Brace yourself – this post may contain some upsetting words on the topic of deadheading, i.e. maiming your plants to within an inch of their life…
Just kidding, deadheading is actually a fairly therapeutic task that involves snipping away or gently pulling off dead or dying flowers from plants. Doing this on a regular basis is vital for a whole host of reasons, and should form part of your weekly (daily/ bi-weekly/ monthly – whatever suits you best!) garden maintenance.
Why is deadheading so important?
There are two key reasons to incorporate deadheading into your gardening routine. Firstly, on a technical note, removing dead or fading flowers allows plants to redirect their energy to other areas that need it more. If you do this regularly then you will soon discover that deadheading actually encourages plants to produce new shoots and flowers, and helps with overall vitality.
Secondly, on a more aesthetic level, many flowers consist of what seems like tonnes of petals, and when they decide to let go of these, things can get messy. And let’s face it, dead flowers are not the most attractive of sights – nipping them off just before they have faded completely helps to keep things looking fresh and healthy.
How to do it
The process is relatively simple; however, deadheading can seem onerous as some plants produce blooms more frequently than others and for longer. Shasta daisies, for example, bloom for what feels like months over spring and summer. Because of this, their flowers, although in abundance, have a shorter shelf life and so regularly need to be snipped away en masse.

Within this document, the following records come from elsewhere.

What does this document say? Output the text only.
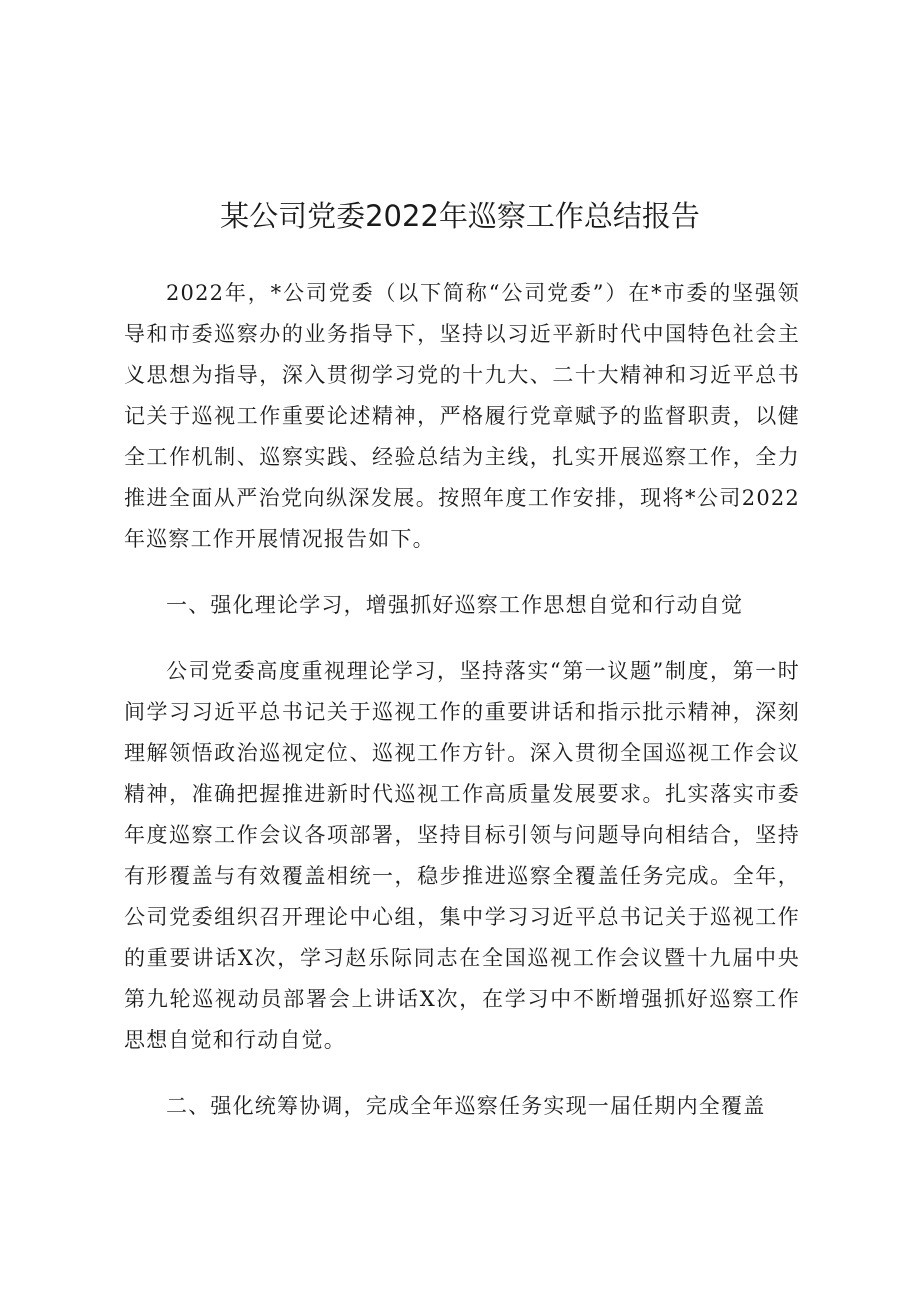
某公司党委2022年巡察工作总结报告

2022年，*公司党委（以下简称“公司党委”）在*市委的坚强领导和市委巡察办的业务指导下，坚持以习近平新时代中国特色社会主义思想为指导，深入贯彻学习党的十九大、二十大精神和习近平总书记关于巡视工作重要论述精神，严格履行党章赋予的监督职责，以健全工作机制、巡察实践、经验总结为主线，扎实开展巡察工作，全力推进全面从严治党向纵深发展。按照年度工作安排，现将*公司2022年巡察工作开展情况报告如下。

一、强化理论学习，增强抓好巡察工作思想自觉和行动自觉

公司党委高度重视理论学习，坚持落实“第一议题”制度，第一时间学习习近平总书记关于巡视工作的重要讲话和指示批示精神，深刻理解领悟政治巡视定位、巡视工作方针。深入贯彻全国巡视工作会议精神，准确把握推进新时代巡视工作高质量发展要求。扎实落实市委年度巡察工作会议各项部署，坚持目标引领与问题导向相结合，坚持有形覆盖与有效覆盖相统一，稳步推进巡察全覆盖任务完成。全年，公司党委组织召开理论中心组，集中学习习近平总书记关于巡视工作的重要讲话X次，学习赵乐际同志在全国巡视工作会议暨十九届中央第九轮巡视动员部署会上讲话X次，在学习中不断增强抓好巡察工作思想自觉和行动自觉。

二、强化统筹协调，完成全年巡察任务实现一届任期内全覆盖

It’s best to use scissors with this type of daisy and to remove the flower all the way down to the first set of leaves.
Other perennials, such as lupins, are a little more tricky to tackle. I’d recommend researching how to deadhead your various different floral offerings before you begin the cleanup, as the same method doesn’t necessarily work for all.
Across the summer months, lupins produce fewer flowers than shasta daisies, and display their petals in a vertical column arrangement that bees go absolutely mad for. When around three quarters of the column has faded, then it’s time to snip away the rest, cutting the stem fairly low in the process. According to some sources, lupins may produce an entire second set of flowers if cut down close to ground level. I must admit that I hacked mine down a little too enthusiastically about a week ago (I was helped along considerably by a brazen clan of snails) and it is already starting to show new signs of life.
So what are you waiting for, get those scissors at the ready, and get deadheading.